A controversial planned government database to record all attributes of UK children's lives could actually put youngsters in more danger, a report from the Foundation for Information Policy Research (FIPR) warned today.
The government is proposing to create a vast database on the nation's youth following the death of Victoria Climbie after years of abuse by relatives.
It will record all aspects of early life, from vaccinations to diet, and will automatically trigger an investigation if points of concern are raised.
"The proposed surveillance system is contrary to the basic principles of data protection and human rights law," said Professor Douwe Korff of London Metropolitan University.
"It replaces professional discretion (in both meanings of the word) with computerised assessments of human behaviour that are inherently fallible.
"The system violates private and family life and intrudes on children's rights without justification.

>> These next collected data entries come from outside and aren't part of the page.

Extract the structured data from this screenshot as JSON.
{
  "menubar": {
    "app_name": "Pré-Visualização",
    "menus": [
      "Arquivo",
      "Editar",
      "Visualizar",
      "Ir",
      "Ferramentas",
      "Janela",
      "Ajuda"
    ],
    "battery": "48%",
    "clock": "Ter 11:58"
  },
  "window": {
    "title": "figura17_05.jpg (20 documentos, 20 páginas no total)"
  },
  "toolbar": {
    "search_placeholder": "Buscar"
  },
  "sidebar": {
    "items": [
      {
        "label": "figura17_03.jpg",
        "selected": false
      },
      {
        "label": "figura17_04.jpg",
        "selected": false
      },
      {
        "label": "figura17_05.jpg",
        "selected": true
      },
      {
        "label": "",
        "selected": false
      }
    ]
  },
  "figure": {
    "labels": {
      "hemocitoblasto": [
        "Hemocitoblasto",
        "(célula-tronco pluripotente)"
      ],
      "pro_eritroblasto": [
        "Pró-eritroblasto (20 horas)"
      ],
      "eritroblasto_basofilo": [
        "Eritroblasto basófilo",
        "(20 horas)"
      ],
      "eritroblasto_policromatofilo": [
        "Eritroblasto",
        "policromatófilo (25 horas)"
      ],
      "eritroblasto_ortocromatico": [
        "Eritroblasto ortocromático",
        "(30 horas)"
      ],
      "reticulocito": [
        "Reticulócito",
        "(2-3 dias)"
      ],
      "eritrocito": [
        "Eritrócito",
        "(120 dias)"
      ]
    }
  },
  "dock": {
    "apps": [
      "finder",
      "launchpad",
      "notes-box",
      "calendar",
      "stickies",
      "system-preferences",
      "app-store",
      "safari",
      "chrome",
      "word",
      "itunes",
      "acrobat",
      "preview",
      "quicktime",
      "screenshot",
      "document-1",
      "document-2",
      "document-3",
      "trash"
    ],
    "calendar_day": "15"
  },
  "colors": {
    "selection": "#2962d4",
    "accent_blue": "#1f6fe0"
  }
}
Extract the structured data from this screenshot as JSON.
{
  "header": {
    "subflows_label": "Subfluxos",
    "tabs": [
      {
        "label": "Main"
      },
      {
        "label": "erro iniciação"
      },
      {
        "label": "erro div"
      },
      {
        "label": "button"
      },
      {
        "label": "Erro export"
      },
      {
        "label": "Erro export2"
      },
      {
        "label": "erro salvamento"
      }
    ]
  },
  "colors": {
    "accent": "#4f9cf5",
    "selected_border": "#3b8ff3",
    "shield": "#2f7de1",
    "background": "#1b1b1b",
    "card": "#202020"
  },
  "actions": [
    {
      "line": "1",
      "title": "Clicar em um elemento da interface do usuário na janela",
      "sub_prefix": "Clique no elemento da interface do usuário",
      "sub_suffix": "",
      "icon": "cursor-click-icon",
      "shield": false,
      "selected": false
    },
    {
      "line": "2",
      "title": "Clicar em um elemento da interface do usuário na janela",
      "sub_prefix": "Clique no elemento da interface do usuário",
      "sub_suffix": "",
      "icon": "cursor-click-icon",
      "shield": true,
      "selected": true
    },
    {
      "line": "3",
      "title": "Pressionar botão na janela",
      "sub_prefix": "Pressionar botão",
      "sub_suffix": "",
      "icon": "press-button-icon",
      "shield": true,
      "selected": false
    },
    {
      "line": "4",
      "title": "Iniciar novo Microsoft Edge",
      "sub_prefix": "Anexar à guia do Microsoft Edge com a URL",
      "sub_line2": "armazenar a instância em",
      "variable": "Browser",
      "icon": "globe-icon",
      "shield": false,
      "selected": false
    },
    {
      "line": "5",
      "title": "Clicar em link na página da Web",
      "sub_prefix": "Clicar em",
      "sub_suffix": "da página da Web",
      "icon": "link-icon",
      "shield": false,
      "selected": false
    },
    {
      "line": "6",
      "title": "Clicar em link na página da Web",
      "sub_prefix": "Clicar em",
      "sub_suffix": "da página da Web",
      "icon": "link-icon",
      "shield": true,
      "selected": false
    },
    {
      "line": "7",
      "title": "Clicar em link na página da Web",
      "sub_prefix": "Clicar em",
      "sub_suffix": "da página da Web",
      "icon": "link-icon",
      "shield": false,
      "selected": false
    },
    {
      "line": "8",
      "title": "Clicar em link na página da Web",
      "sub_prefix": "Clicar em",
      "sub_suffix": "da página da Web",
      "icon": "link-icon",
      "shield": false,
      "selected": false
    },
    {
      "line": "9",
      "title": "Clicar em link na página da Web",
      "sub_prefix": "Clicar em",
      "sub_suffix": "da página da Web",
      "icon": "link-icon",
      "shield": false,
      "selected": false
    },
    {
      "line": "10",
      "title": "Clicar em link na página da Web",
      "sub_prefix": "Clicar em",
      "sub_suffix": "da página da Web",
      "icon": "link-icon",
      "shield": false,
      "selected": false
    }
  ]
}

The government's aims are laudable, but this is not the way to go about achieving them."
The report warns that the system, which is estimated to cost over £200m, will take resources away from full-time child care and create a system that is overloaded with information.
It also highlights serious data protection issues in the way the data is used, describing protections as "cavalier".
The FIPR report cited the case of police sharing information on a nine month-old child under the guise of "crime prevention", and another where a nine year-old child was taken into care after medical data was misinterpreted by so cial workers.
Over 400,000 civil servants will have full access to the database, which has raised privacy concerns among senior academic specialists.
"When building systems that process personal information, you can have scale, or functionality or security," said Professor Ross Anderson of Cambridge University.
"You can even have any two of these, but you cannot have all three. If we are to have secure and functional child protection systems, they will have to be local rather than central."
Criminal justice experts also have their doubts about the system. Professor David Farrington, the UK's most senior criminologist, whose work has been used extensively to justify the children's database programme, sounded a warning note.
"Caution is required. Any notion that better screening can enable policy makers to identify young children destined to join the five per cent of offenders responsible for 50 to 60 per cent of crime is fanciful," he said.
"Even if there were no ethical objections to putting 'potential delinquent' labels round the necks of young children, there would continue to be statistical barriers.
"Research into the continuity of antisocial behaviour shows substantial flows out of, as well as into, the pool of children who develop chronic conduct problems."
The FIPR report also raises questions over the legality of such a system. Article 15 of the EU Framework Directive states: "Member States shall grant the right to every person not to be subject to a decision which produces legal effects concerning him or significantly affects him and which is based solely on automated processing of data intended to evaluate certain personal aspects relating to him, such as his performance at work, creditworthiness, reliability, conduct, etc."